Une enquête sur la maltraitance d'adultes vulnérables à l'hôpital Muckamore Abbey en Irlande du Nord a conclu que « la maltraitance est devenue une normalité », ce qui est le genre de conclusion qui vous fait vous demander à quoi ressemblait la version non normale des yeux au beurre noir, des os brisés et de la négligence grave.
L'hôpital est actuellement au centre de la plus grande enquête policière du Royaume-Uni sur la maltraitance présumée d'adultes vulnérables, avec 124 personnes renvoyées par la police pour poursuites. Assez de suspects pour monter une production de quartier de « New York, unité spéciale ».

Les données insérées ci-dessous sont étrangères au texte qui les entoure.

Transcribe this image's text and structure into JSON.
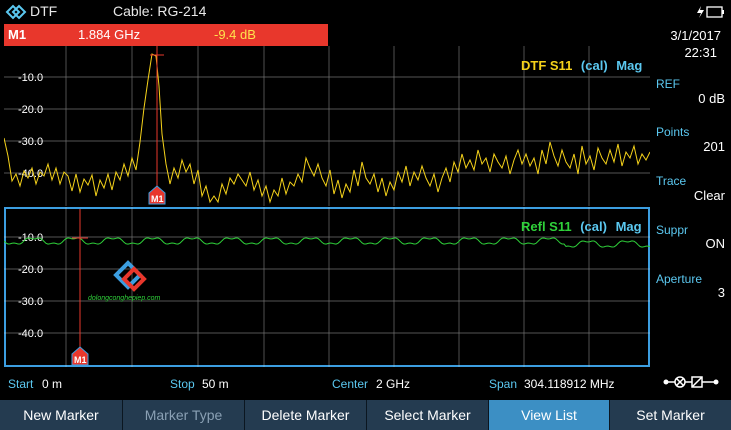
{
  "header": {
    "app_name": "DTF",
    "cable": "Cable: RG-214"
  },
  "marker_readout": {
    "name": "M1",
    "frequency": "1.884 GHz",
    "level": "-9.4 dB"
  },
  "datetime": {
    "date": "3/1/2017",
    "time": "22:31"
  },
  "side_panel": [
    {
      "label": "REF",
      "value": "0 dB"
    },
    {
      "label": "Points",
      "value": "201"
    },
    {
      "label": "Trace",
      "value": "Clear"
    },
    {
      "label": "Suppr",
      "value": "ON"
    },
    {
      "label": "Aperture",
      "value": "3"
    }
  ],
  "top_plot": {
    "title_a": "DTF S11",
    "title_b": "(cal)",
    "title_c": "Mag",
    "y_ticks": [
      "-10.0",
      "-20.0",
      "-30.0",
      "-40.0"
    ],
    "marker_label": "M1"
  },
  "bottom_plot": {
    "title_a": "Refl S11",
    "title_b": "(cal)",
    "title_c": "Mag",
    "y_ticks": [
      "-10.0",
      "-20.0",
      "-30.0",
      "-40.0"
    ],
    "marker_label": "M1",
    "watermark": "dolongconghepiep.com"
  },
  "status": {
    "start_label": "Start",
    "start_value": "0 m",
    "stop_label": "Stop",
    "stop_value": "50 m",
    "center_label": "Center",
    "center_value": "2 GHz",
    "span_label": "Span",
    "span_value": "304.118912 MHz"
  },
  "softkeys": [
    {
      "label": "New Marker",
      "state": "normal"
    },
    {
      "label": "Marker Type",
      "state": "disabled"
    },
    {
      "label": "Delete Marker",
      "state": "normal"
    },
    {
      "label": "Select Marker",
      "state": "normal"
    },
    {
      "label": "View List",
      "state": "active"
    },
    {
      "label": "Set Marker",
      "state": "normal"
    }
  ],
  "colors": {
    "accent_blue": "#3c9ee0",
    "marker_red": "#e8372c",
    "trace_yellow": "#f5d21a",
    "trace_green": "#2fd13a",
    "label_cyan": "#5bc8f0"
  }
}
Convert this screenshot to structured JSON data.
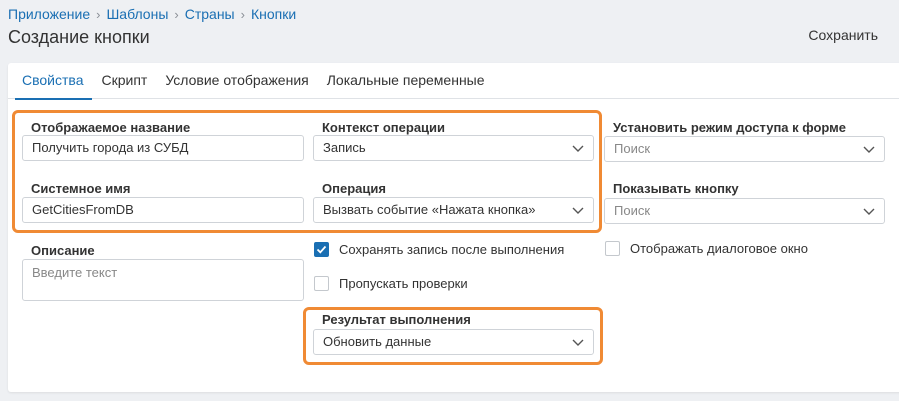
{
  "breadcrumb": [
    "Приложение",
    "Шаблоны",
    "Страны",
    "Кнопки"
  ],
  "page": {
    "title": "Создание кнопки",
    "save_label": "Сохранить"
  },
  "tabs": [
    {
      "label": "Свойства",
      "active": true
    },
    {
      "label": "Скрипт",
      "active": false
    },
    {
      "label": "Условие отображения",
      "active": false
    },
    {
      "label": "Локальные переменные",
      "active": false
    }
  ],
  "form": {
    "display_name": {
      "label": "Отображаемое название",
      "value": "Получить города из СУБД"
    },
    "system_name": {
      "label": "Системное имя",
      "value": "GetCitiesFromDB"
    },
    "context": {
      "label": "Контекст операции",
      "value": "Запись"
    },
    "operation": {
      "label": "Операция",
      "value": "Вызвать событие «Нажата кнопка»"
    },
    "access_mode": {
      "label": "Установить режим доступа к форме",
      "placeholder": "Поиск"
    },
    "show_button": {
      "label": "Показывать кнопку",
      "placeholder": "Поиск"
    },
    "description": {
      "label": "Описание",
      "placeholder": "Введите текст"
    },
    "save_after": {
      "label": "Сохранять запись после выполнения",
      "checked": true
    },
    "skip_checks": {
      "label": "Пропускать проверки",
      "checked": false
    },
    "show_dialog": {
      "label": "Отображать диалоговое окно",
      "checked": false
    },
    "result": {
      "label": "Результат выполнения",
      "value": "Обновить данные"
    }
  },
  "icons": {
    "breadcrumb_separator": "chevron-right-icon",
    "select_arrow": "chevron-down-icon",
    "checkbox_mark": "check-icon"
  },
  "colors": {
    "accent": "#1a6fb3",
    "highlight": "#f08a34",
    "background": "#eef0f3"
  }
}
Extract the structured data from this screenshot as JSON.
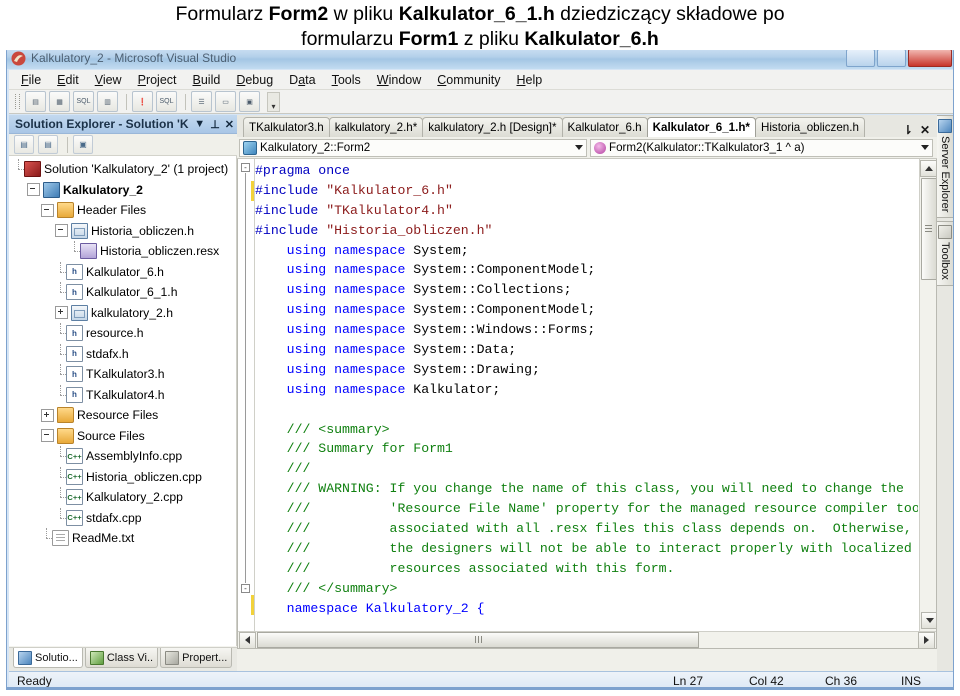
{
  "caption": {
    "line1_part1": "Formularz ",
    "line1_bold1": "Form2",
    "line1_part2": " w pliku ",
    "line1_bold2": "Kalkulator_6_1.h",
    "line1_part3": " dziedziczący składowe po",
    "line2_part1": "formularzu ",
    "line2_bold1": "Form1",
    "line2_part2": " z pliku ",
    "line2_bold2": "Kalkulator_6.h"
  },
  "window": {
    "title": "Kalkulatory_2 - Microsoft Visual Studio",
    "app_icon": "visual-studio-icon",
    "minimize_label": "",
    "maximize_label": "",
    "close_label": ""
  },
  "menu": {
    "items": [
      {
        "label": "File",
        "accel": "F"
      },
      {
        "label": "Edit",
        "accel": "E"
      },
      {
        "label": "View",
        "accel": "V"
      },
      {
        "label": "Project",
        "accel": "P"
      },
      {
        "label": "Build",
        "accel": "B"
      },
      {
        "label": "Debug",
        "accel": "D"
      },
      {
        "label": "Data",
        "accel": "a"
      },
      {
        "label": "Tools",
        "accel": "T"
      },
      {
        "label": "Window",
        "accel": "W"
      },
      {
        "label": "Community",
        "accel": "C"
      },
      {
        "label": "Help",
        "accel": "H"
      }
    ]
  },
  "toolbar": {
    "buttons": [
      {
        "name": "new-query-icon",
        "glyph": "▤"
      },
      {
        "name": "table-icon",
        "glyph": "▦"
      },
      {
        "name": "sql-icon",
        "glyph": "SQL"
      },
      {
        "name": "database-icon",
        "glyph": "▥"
      },
      {
        "name": "execute-icon",
        "glyph": "❗"
      },
      {
        "name": "verify-sql-icon",
        "glyph": "SQL"
      },
      {
        "name": "outline-icon",
        "glyph": "☰"
      },
      {
        "name": "properties-icon",
        "glyph": "▭"
      },
      {
        "name": "form-icon",
        "glyph": "▣"
      }
    ],
    "overflow_glyph": "▾"
  },
  "solution_explorer": {
    "title": "Solution Explorer - Solution 'K...",
    "dropdown_glyph": "▼",
    "pin_glyph": "⊥",
    "close_glyph": "✕",
    "toolbar_buttons": [
      {
        "name": "properties-page-icon",
        "glyph": "▤"
      },
      {
        "name": "show-all-files-icon",
        "glyph": "▤"
      },
      {
        "name": "view-code-icon",
        "glyph": "▣"
      }
    ],
    "tree": [
      {
        "label": "Solution 'Kalkulatory_2' (1 project)",
        "icon": "solution-icon",
        "indent": 0,
        "expander": "none",
        "bold": false
      },
      {
        "label": "Kalkulatory_2",
        "icon": "project-icon",
        "indent": 1,
        "expander": "minus",
        "bold": true
      },
      {
        "label": "Header Files",
        "icon": "folder-icon",
        "indent": 2,
        "expander": "minus",
        "bold": false
      },
      {
        "label": "Historia_obliczen.h",
        "icon": "form-header-icon",
        "indent": 3,
        "expander": "minus",
        "bold": false
      },
      {
        "label": "Historia_obliczen.resx",
        "icon": "resx-icon",
        "indent": 4,
        "expander": "none",
        "bold": false
      },
      {
        "label": "Kalkulator_6.h",
        "icon": "header-icon",
        "indent": 3,
        "expander": "none",
        "bold": false
      },
      {
        "label": "Kalkulator_6_1.h",
        "icon": "header-icon",
        "indent": 3,
        "expander": "none",
        "bold": false
      },
      {
        "label": "kalkulatory_2.h",
        "icon": "form-header-icon",
        "indent": 3,
        "expander": "plus",
        "bold": false
      },
      {
        "label": "resource.h",
        "icon": "header-icon",
        "indent": 3,
        "expander": "none",
        "bold": false
      },
      {
        "label": "stdafx.h",
        "icon": "header-icon",
        "indent": 3,
        "expander": "none",
        "bold": false
      },
      {
        "label": "TKalkulator3.h",
        "icon": "header-icon",
        "indent": 3,
        "expander": "none",
        "bold": false
      },
      {
        "label": "TKalkulator4.h",
        "icon": "header-icon",
        "indent": 3,
        "expander": "none",
        "bold": false
      },
      {
        "label": "Resource Files",
        "icon": "folder-icon",
        "indent": 2,
        "expander": "plus",
        "bold": false
      },
      {
        "label": "Source Files",
        "icon": "folder-icon",
        "indent": 2,
        "expander": "minus",
        "bold": false
      },
      {
        "label": "AssemblyInfo.cpp",
        "icon": "cpp-icon",
        "indent": 3,
        "expander": "none",
        "bold": false
      },
      {
        "label": "Historia_obliczen.cpp",
        "icon": "cpp-icon",
        "indent": 3,
        "expander": "none",
        "bold": false
      },
      {
        "label": "Kalkulatory_2.cpp",
        "icon": "cpp-icon",
        "indent": 3,
        "expander": "none",
        "bold": false
      },
      {
        "label": "stdafx.cpp",
        "icon": "cpp-icon",
        "indent": 3,
        "expander": "none",
        "bold": false
      },
      {
        "label": "ReadMe.txt",
        "icon": "text-file-icon",
        "indent": 2,
        "expander": "none",
        "bold": false
      }
    ],
    "bottom_tabs": [
      {
        "label": "Solutio...",
        "icon": "solution-explorer-icon",
        "active": true
      },
      {
        "label": "Class Vi..",
        "icon": "class-view-icon",
        "active": false
      },
      {
        "label": "Propert...",
        "icon": "properties-icon",
        "active": false
      }
    ]
  },
  "editor": {
    "document_tabs": [
      {
        "label": "TKalkulator3.h",
        "active": false
      },
      {
        "label": "kalkulatory_2.h*",
        "active": false
      },
      {
        "label": "kalkulatory_2.h [Design]*",
        "active": false
      },
      {
        "label": "Kalkulator_6.h",
        "active": false
      },
      {
        "label": "Kalkulator_6_1.h*",
        "active": true
      },
      {
        "label": "Historia_obliczen.h",
        "active": false
      }
    ],
    "tab_list_glyph": "⇂",
    "tab_close_glyph": "✕",
    "nav_left": "Kalkulatory_2::Form2",
    "nav_right": "Form2(Kalkulator::TKalkulator3_1 ^ a)",
    "code_lines": [
      [
        {
          "t": "#pragma once",
          "c": "pre"
        }
      ],
      [
        {
          "t": "#include ",
          "c": "pre"
        },
        {
          "t": "\"Kalkulator_6.h\"",
          "c": "str"
        }
      ],
      [
        {
          "t": "#include ",
          "c": "pre"
        },
        {
          "t": "\"TKalkulator4.h\"",
          "c": "str"
        }
      ],
      [
        {
          "t": "#include ",
          "c": "pre"
        },
        {
          "t": "\"Historia_obliczen.h\"",
          "c": "str"
        }
      ],
      [
        {
          "t": "    ",
          "c": "id"
        },
        {
          "t": "using namespace ",
          "c": "key"
        },
        {
          "t": "System;",
          "c": "id"
        }
      ],
      [
        {
          "t": "    ",
          "c": "id"
        },
        {
          "t": "using namespace ",
          "c": "key"
        },
        {
          "t": "System::ComponentModel;",
          "c": "id"
        }
      ],
      [
        {
          "t": "    ",
          "c": "id"
        },
        {
          "t": "using namespace ",
          "c": "key"
        },
        {
          "t": "System::Collections;",
          "c": "id"
        }
      ],
      [
        {
          "t": "    ",
          "c": "id"
        },
        {
          "t": "using namespace ",
          "c": "key"
        },
        {
          "t": "System::ComponentModel;",
          "c": "id"
        }
      ],
      [
        {
          "t": "    ",
          "c": "id"
        },
        {
          "t": "using namespace ",
          "c": "key"
        },
        {
          "t": "System::Windows::Forms;",
          "c": "id"
        }
      ],
      [
        {
          "t": "    ",
          "c": "id"
        },
        {
          "t": "using namespace ",
          "c": "key"
        },
        {
          "t": "System::Data;",
          "c": "id"
        }
      ],
      [
        {
          "t": "    ",
          "c": "id"
        },
        {
          "t": "using namespace ",
          "c": "key"
        },
        {
          "t": "System::Drawing;",
          "c": "id"
        }
      ],
      [
        {
          "t": "    ",
          "c": "id"
        },
        {
          "t": "using namespace ",
          "c": "key"
        },
        {
          "t": "Kalkulator;",
          "c": "id"
        }
      ],
      [
        {
          "t": "",
          "c": "id"
        }
      ],
      [
        {
          "t": "    /// <summary>",
          "c": "cmt"
        }
      ],
      [
        {
          "t": "    /// Summary for Form1",
          "c": "cmt"
        }
      ],
      [
        {
          "t": "    ///",
          "c": "cmt"
        }
      ],
      [
        {
          "t": "    /// WARNING: If you change the name of this class, you will need to change the",
          "c": "cmt"
        }
      ],
      [
        {
          "t": "    ///          'Resource File Name' property for the managed resource compiler tool",
          "c": "cmt"
        }
      ],
      [
        {
          "t": "    ///          associated with all .resx files this class depends on.  Otherwise,",
          "c": "cmt"
        }
      ],
      [
        {
          "t": "    ///          the designers will not be able to interact properly with localized",
          "c": "cmt"
        }
      ],
      [
        {
          "t": "    ///          resources associated with this form.",
          "c": "cmt"
        }
      ],
      [
        {
          "t": "    /// </summary>",
          "c": "cmt"
        }
      ],
      [
        {
          "t": "    namespace Kalkulatory_2 {",
          "c": "key"
        }
      ]
    ],
    "fold_collapse_glyph": "-",
    "fold_expand_glyph": "+"
  },
  "right_tabs": [
    {
      "label": "Server Explorer",
      "icon": "server-explorer-icon"
    },
    {
      "label": "Toolbox",
      "icon": "toolbox-icon"
    }
  ],
  "status_bar": {
    "message": "Ready",
    "line": "Ln 27",
    "column": "Col 42",
    "character": "Ch 36",
    "insert_mode": "INS"
  },
  "colors": {
    "title_bar": "#b3d0ea",
    "panel_header": "#a9c6e6",
    "preprocessor": "#0000c0",
    "string": "#8b1a1a",
    "keyword": "#0000ff",
    "comment": "#108010",
    "status_bar": "#dce8f4"
  }
}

L'enquête a révélé que l'escalade de la violence entre patients et l'utilisation accrue de l'isolement à partir de 2011 étaient un signe d'alerte et un précurseur de la maltraitance par le personnel. Parce qu'apparemment, quand les patients commencent à se faire plus de mal, la prochaine étape logique est que les gens payés pour les aider se joignent à la fête.
Il y avait des pénuries chroniques de personnel, ce qui signifie que certains soins essentiels n'étaient pas prodigués et que la capacité des patients à faire face à la vie quotidienne diminuait. Il s'avère que ne pas avoir assez de personnel pour prodiguer des soins conduit à moins de soins - une révélation choquante qui suscitera sûrement un examen complet de l'évidence.
Un changement de politique commencé en 2001 pour transférer tous les patients ayant des troubles d'apprentissage et l'autisme de l'hôpital vers des soins communautaires a été entaché d'échecs, entraînant une détresse accrue et de nombreuses réadmissions. Le chemin de l'enfer, comme on dit, est pavé de bonnes intentions et de programmes gouvernementaux sous-financés.
Un manque d'activités pour les patients a souvent conduit à de la « frustration, de l'ennui et un comportement dysrégulé », et Muckamore est devenu « plus fonctionnel et moins chaleureux » au fil du temps. Parce que rien ne dit « environnement thérapeutique » comme un endroit efficace mais qui ressemble à une gare routière.
Il y avait une « culture fermée » parmi le personnel qui décourageait le signalement des mauvais comportements, et de nombreuses familles ont dit qu'elles avaient peur de se plaindre de peur que cela n'affecte les soins reçus par leurs proches. Donc le système était conçu pour se protéger lui-même, pas les personnes qu'il était censé protéger. Concept novateur, ça.